The main steps to developing a classifier are to:

• select a prediction model;
• split the sample data into training and test sets;
• perform feature selection;
• fit the model to the training set; and
• estimate the prediction accuracy with the test set.

Because it is possible to find a perfect classifier even when no signal is present, to avoid over-fitting or chance, some form of a training or test set must be used. It is important to remember that there should be no adjustment of the model or fitting on the test set and that feature selection is done within the training set.

After statistical significance is assessed and prediction error is estimated, the investigator should determine whether the prediction error confidence interval includes chance.

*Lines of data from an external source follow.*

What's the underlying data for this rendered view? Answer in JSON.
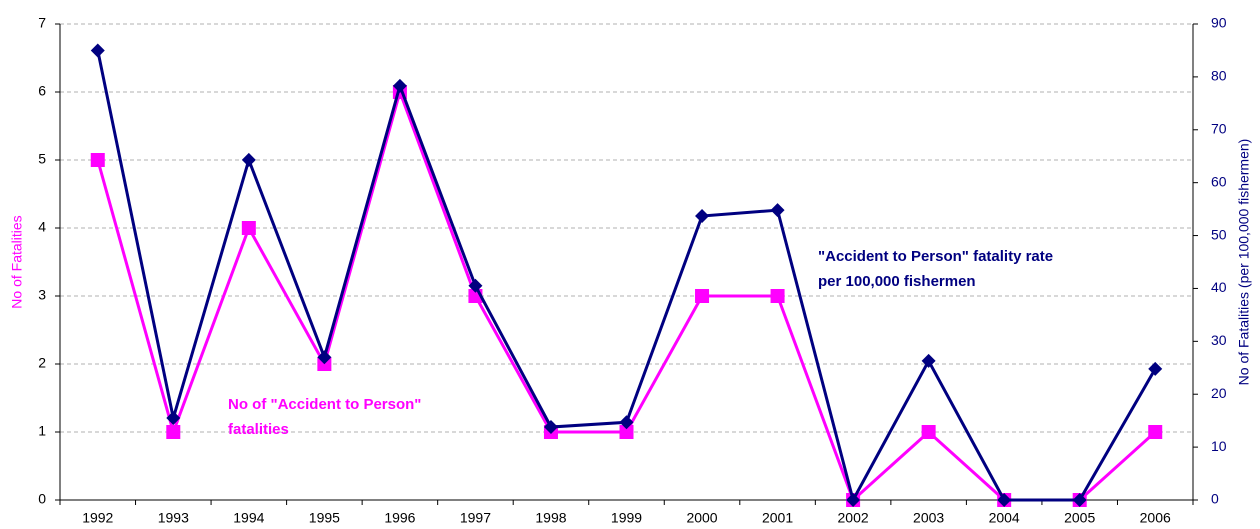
{
  "chart_data": {
    "type": "line",
    "categories": [
      "1992",
      "1993",
      "1994",
      "1995",
      "1996",
      "1997",
      "1998",
      "1999",
      "2000",
      "2001",
      "2002",
      "2003",
      "2004",
      "2005",
      "2006"
    ],
    "series": [
      {
        "name": "No of \"Accident to Person\" fatalities",
        "color": "#ff00ff",
        "marker": "square",
        "axis": "y",
        "values": [
          5,
          1,
          4,
          2,
          6,
          3,
          1,
          1,
          3,
          3,
          0,
          1,
          0,
          0,
          1
        ]
      },
      {
        "name": "\"Accident to Person\" fatality rate per 100,000 fishermen",
        "color": "#000080",
        "marker": "diamond",
        "axis": "y2",
        "values": [
          85,
          15.5,
          64.3,
          27,
          78.3,
          40.5,
          13.8,
          14.7,
          53.7,
          54.8,
          0,
          26.3,
          0,
          0,
          24.8
        ]
      }
    ],
    "ylabel": "No of Fatalities",
    "y2label": "No of Fatalities (per 100,000 fishermen)",
    "ylim": [
      0,
      7
    ],
    "yticks": [
      0,
      1,
      2,
      3,
      4,
      5,
      6,
      7
    ],
    "y2lim": [
      0,
      90
    ],
    "y2ticks": [
      0,
      10,
      20,
      30,
      40,
      50,
      60,
      70,
      80,
      90
    ],
    "grid": true,
    "annotations": [
      {
        "lines": [
          "No of \"Accident to Person\"",
          "fatalities"
        ],
        "color": "#ff00ff"
      },
      {
        "lines": [
          "\"Accident to Person\" fatality rate",
          "per 100,000 fishermen"
        ],
        "color": "#000080"
      }
    ]
  }
}
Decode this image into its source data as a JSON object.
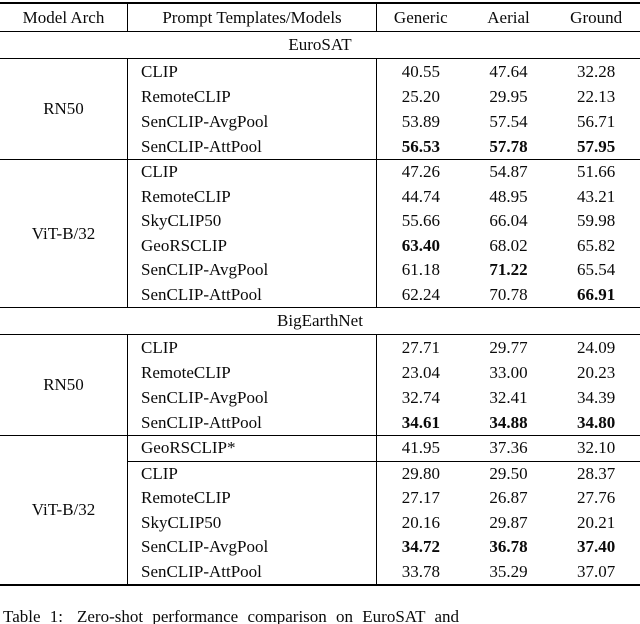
{
  "table": {
    "header": {
      "model_arch": "Model Arch",
      "prompt": "Prompt Templates/Models",
      "generic": "Generic",
      "aerial": "Aerial",
      "ground": "Ground"
    },
    "sections": [
      {
        "title": "EuroSAT",
        "blocks": [
          {
            "arch": "RN50",
            "rows": [
              {
                "model": "CLIP",
                "generic": "40.55",
                "aerial": "47.64",
                "ground": "32.28"
              },
              {
                "model": "RemoteCLIP",
                "generic": "25.20",
                "aerial": "29.95",
                "ground": "22.13"
              },
              {
                "model": "SenCLIP-AvgPool",
                "generic": "53.89",
                "aerial": "57.54",
                "ground": "56.71"
              },
              {
                "model": "SenCLIP-AttPool",
                "generic": "56.53",
                "aerial": "57.78",
                "ground": "57.95",
                "bold": [
                  "generic",
                  "aerial",
                  "ground"
                ]
              }
            ]
          },
          {
            "arch": "ViT-B/32",
            "rows": [
              {
                "model": "CLIP",
                "generic": "47.26",
                "aerial": "54.87",
                "ground": "51.66"
              },
              {
                "model": "RemoteCLIP",
                "generic": "44.74",
                "aerial": "48.95",
                "ground": "43.21"
              },
              {
                "model": "SkyCLIP50",
                "generic": "55.66",
                "aerial": "66.04",
                "ground": "59.98"
              },
              {
                "model": "GeoRSCLIP",
                "generic": "63.40",
                "aerial": "68.02",
                "ground": "65.82",
                "bold": [
                  "generic"
                ]
              },
              {
                "model": "SenCLIP-AvgPool",
                "generic": "61.18",
                "aerial": "71.22",
                "ground": "65.54",
                "bold": [
                  "aerial"
                ]
              },
              {
                "model": "SenCLIP-AttPool",
                "generic": "62.24",
                "aerial": "70.78",
                "ground": "66.91",
                "bold": [
                  "ground"
                ]
              }
            ]
          }
        ]
      },
      {
        "title": "BigEarthNet",
        "blocks": [
          {
            "arch": "RN50",
            "rows": [
              {
                "model": "CLIP",
                "generic": "27.71",
                "aerial": "29.77",
                "ground": "24.09"
              },
              {
                "model": "RemoteCLIP",
                "generic": "23.04",
                "aerial": "33.00",
                "ground": "20.23"
              },
              {
                "model": "SenCLIP-AvgPool",
                "generic": "32.74",
                "aerial": "32.41",
                "ground": "34.39"
              },
              {
                "model": "SenCLIP-AttPool",
                "generic": "34.61",
                "aerial": "34.88",
                "ground": "34.80",
                "bold": [
                  "generic",
                  "aerial",
                  "ground"
                ]
              }
            ]
          },
          {
            "arch": "ViT-B/32",
            "rows": [
              {
                "model": "GeoRSCLIP*",
                "generic": "41.95",
                "aerial": "37.36",
                "ground": "32.10"
              },
              {
                "model": "CLIP",
                "generic": "29.80",
                "aerial": "29.50",
                "ground": "28.37"
              },
              {
                "model": "RemoteCLIP",
                "generic": "27.17",
                "aerial": "26.87",
                "ground": "27.76"
              },
              {
                "model": "SkyCLIP50",
                "generic": "20.16",
                "aerial": "29.87",
                "ground": "20.21"
              },
              {
                "model": "SenCLIP-AvgPool",
                "generic": "34.72",
                "aerial": "36.78",
                "ground": "37.40",
                "bold": [
                  "generic",
                  "aerial",
                  "ground"
                ]
              },
              {
                "model": "SenCLIP-AttPool",
                "generic": "33.78",
                "aerial": "35.29",
                "ground": "37.07"
              }
            ]
          }
        ]
      }
    ]
  },
  "caption": {
    "label": "Table 1:",
    "text": "Zero-shot performance comparison on EuroSAT and"
  }
}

Split sample (in which two-thirds of the sample is placed in the training set and one-third is placed in the test set) and leave-one-out cross-validation (in which the training set is n – 1, the test set is 1 observation, and the validation is repeated n times until each observation is in the test set once) can be used for internal validity.

Following internal validation, questions regarding the accuracy of the classifier, the ability of the classifier to enhance prediction accuracy, and whether the classifier is worthy of further investigation will be answered. If the genomic classifier is worthy of further investigation, then its broad clinical application can be examined through external validation. This independent validation of prediction accuracy for the completely specified classifier determines whether patients benefit by using the classifier (e.g., better efficacy, reduced incidence of adverse events) versus not using the classifier.